Posting will be sort of light the next few weeks as the summer break drifts to a close and the school year begins in a flurry of binders and looseleaf paper. A few things, then. 

1. Do you guys like the photo of the day? Do you miss it? Do you want it back? 

2. If you read nothing else this week, please read this piece at Rustwire (thanks to Kevin Purdy for the tip). Substitute “Buffalo” for “Cleveland” or “Youngstown” and you’ll see that problems in rust belt cities transcend mere party politics and have more to do with the dictatorship of the bureaucracy and a lot of media attention being paid to all the superficial things while glossing over the important, systemic problems. If there is one thing I’ve tried to do since starting a blog, it’s been to draw more attention to the cracks in the foundation, rather than the leaky roof. 

3. I don’t know the first thing about the school or its underlying issues, but it is absolutely unconscionable to announce the shut-down of the Pinnacle Charter School a mere 2 weeks before the school year starts. Disgusting and unforgivable. The state Department of Education must be led by insane people. 

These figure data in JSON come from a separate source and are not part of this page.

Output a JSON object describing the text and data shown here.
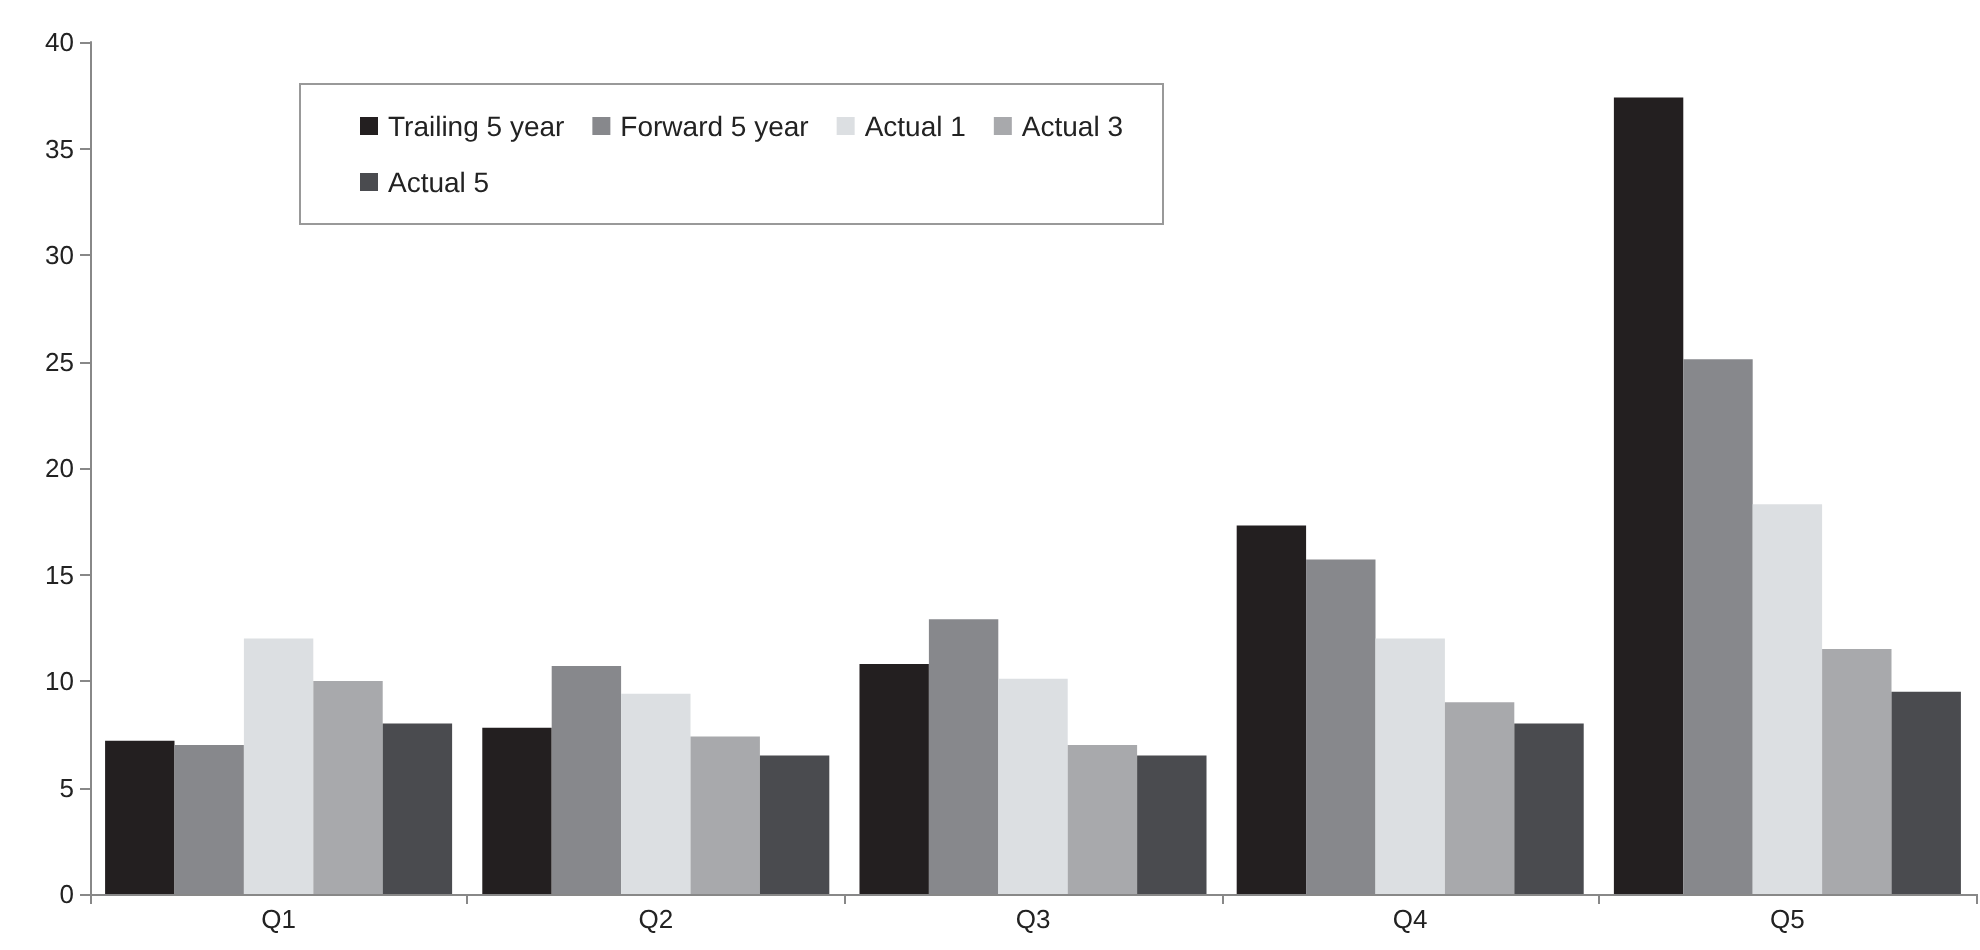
{
  "chart_data": {
    "type": "bar",
    "categories": [
      "Q1",
      "Q2",
      "Q3",
      "Q4",
      "Q5"
    ],
    "series": [
      {
        "name": "Trailing 5 year",
        "color": "#231f20",
        "values": [
          7.2,
          7.8,
          10.8,
          17.3,
          37.4
        ]
      },
      {
        "name": "Forward 5 year",
        "color": "#87888c",
        "values": [
          7.0,
          10.7,
          12.9,
          15.7,
          25.1
        ]
      },
      {
        "name": "Actual 1",
        "color": "#dcdfe2",
        "values": [
          12.0,
          9.4,
          10.1,
          12.0,
          18.3
        ]
      },
      {
        "name": "Actual 3",
        "color": "#a8a9ac",
        "values": [
          10.0,
          7.4,
          7.0,
          9.0,
          11.5
        ]
      },
      {
        "name": "Actual 5",
        "color": "#4a4b4f",
        "values": [
          8.0,
          6.5,
          6.5,
          8.0,
          9.5
        ]
      }
    ],
    "ylim": [
      0,
      40
    ],
    "yticks": [
      0,
      5,
      10,
      15,
      20,
      25,
      30,
      35,
      40
    ],
    "grid": false,
    "legend": "top left"
  }
}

4. Colin Dabkowski’s piece calling the Board of Education “theater of the absurd” and writing it up as a theater review is up, and brilliant

5. Donn Esmonde, continues pecking away for some reason, despite being “retired”.  Here, he lectures the world about the high cost of higher education. I don’t know why we should care about his own personal problems with this particular issue, and I don’t understand necessarily how a ranking of college value will factor in the notion of public service, rather than income potential. In any event, we get yet another glimpse into the life of a union family that, without irony, has a semi-retired paterfamilias who denigrates the notion of higher education for anyone living outside of an arbitrary political boundary.  On Sunday, he took some time out from throwing Bernie Tolbert under the bus and completely ignoring Sergio Rodriguez’s existence to tell us that Byron Brown isn’t all that good of a mayor. Yet the last 1/4 or so of the piece extols how it’s gotten “easier” for certain developers to do business with city hall. Of course it has – it all depends on whose campaign coffers you’re busy stuffing. (See # 2, above). Maybe Donn shouldn’t have told us what a great mayor Byron would be.